Understanding public policy in the country is as important as getting a sense of China's society and culture, he says.

Before he retired from Hillel-Yaffe last October, he brought his successor to China from the center.

"The cooperation is wonderful. It should continue and go deeper," he says of China.

In 2015, Oren received the Friendship Award, the highest honor given by the Chinese government to foreigners who have made significant contribution to the country's social and economic development.

"It's a great honor.
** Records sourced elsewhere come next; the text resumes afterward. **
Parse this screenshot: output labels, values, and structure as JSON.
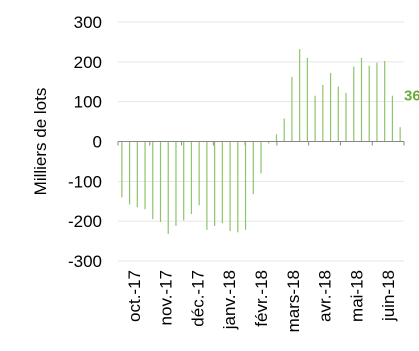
{
  "chart_data": {
    "type": "bar",
    "ylabel": "Milliers de lots",
    "ylim": [
      -300,
      300
    ],
    "yticks": [
      300,
      200,
      100,
      0,
      -100,
      -200,
      -300
    ],
    "grid": true,
    "bar_color": "#8fc56a",
    "gridline_color": "#e6e6e6",
    "axis_color": "#888888",
    "x_tick_labels": [
      "oct.-17",
      "nov.-17",
      "déc.-17",
      "janv.-18",
      "févr.-18",
      "mars-18",
      "avr.-18",
      "mai-18",
      "juin-18"
    ],
    "last_value_label": "36",
    "last_value_label_color": "#6aab3c",
    "series": [
      {
        "values": [
          -140,
          -158,
          -165,
          -170,
          -195,
          -202,
          -232,
          -212,
          -198,
          -182,
          -160,
          -222,
          -212,
          -205,
          -225,
          -228,
          -222,
          -132,
          -80,
          -5,
          18,
          58,
          162,
          232,
          210,
          115,
          142,
          172,
          138,
          122,
          188,
          210,
          190,
          198,
          202,
          115,
          36
        ]
      }
    ]
  }
}
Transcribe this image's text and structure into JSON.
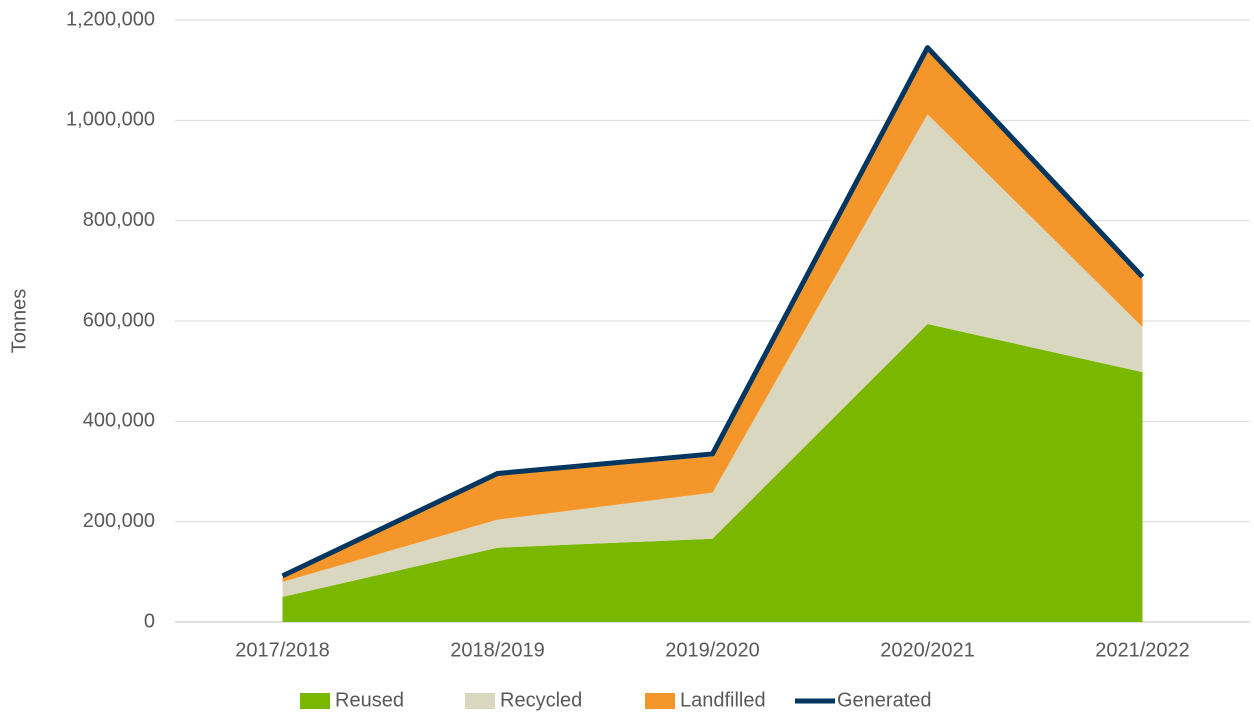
{
  "chart_data": {
    "type": "stacked_area",
    "y_label": "Tonnes",
    "categories": [
      "2017/2018",
      "2018/2019",
      "2019/2020",
      "2020/2021",
      "2021/2022"
    ],
    "series": [
      {
        "name": "Reused",
        "color": "#7ab800",
        "values": [
          50000,
          148000,
          166000,
          594000,
          498000
        ]
      },
      {
        "name": "Recycled",
        "color": "#d9d7bf",
        "values": [
          30000,
          56000,
          92000,
          418000,
          90000
        ]
      },
      {
        "name": "Landfilled",
        "color": "#f5962a",
        "values": [
          10000,
          88000,
          72000,
          128000,
          95000
        ]
      }
    ],
    "line_series": {
      "name": "Generated",
      "color": "#003660",
      "values": [
        92000,
        296000,
        335000,
        1145000,
        688000
      ]
    },
    "ylim": [
      0,
      1200000
    ],
    "yticks": [
      {
        "value": 0,
        "label": "0"
      },
      {
        "value": 200000,
        "label": "200,000"
      },
      {
        "value": 400000,
        "label": "400,000"
      },
      {
        "value": 600000,
        "label": "600,000"
      },
      {
        "value": 800000,
        "label": "800,000"
      },
      {
        "value": 1000000,
        "label": "1,000,000"
      },
      {
        "value": 1200000,
        "label": "1,200,000"
      }
    ],
    "grid": true
  }
}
I feel obliged to contribute more to the Chinese people and the Chinese government with my expertise," he says.

While he was in Beijing for the award ceremony, Premier Li Keqiang encouraged the award recipients to keep sending suggestions for China's development in relevant fields.

After that, Oren worked out a proposal urging China to improve its emergency preparedness in the healthcare system according to different priorities of different regions.

"Israel is a small country, but unfortunately we have lots of experience with conflicts. In that respect, we have the advantage to cope with a variety of emergency scenarios," he says.

"From our understanding of the Chinese healthcare system, we think there is a gap that needs to be bridged," he says, adding that Israel can share more experiences of quick response to mass casualty events.

Oren completed the proposal with contributions from his partners and experts in China. They held a first seminar on the draft of his proposal in October in Beijing.

"I hope the proposal will be forwarded to the premier as soon as possible so that the system is launched from the top," says Oren, who suggests a pilot project can be launched in Shihezi.

He notes that China has a lot of knowledge and experience, for example, in dealing with earthquakes and highly contagious diseases, to share with the world, at a time when such cases of emergency are occurring more often.

"Each country has its own strong points. I'm really looking forward to joint activities such as anti-terror drills between China and Israel in the future," he says.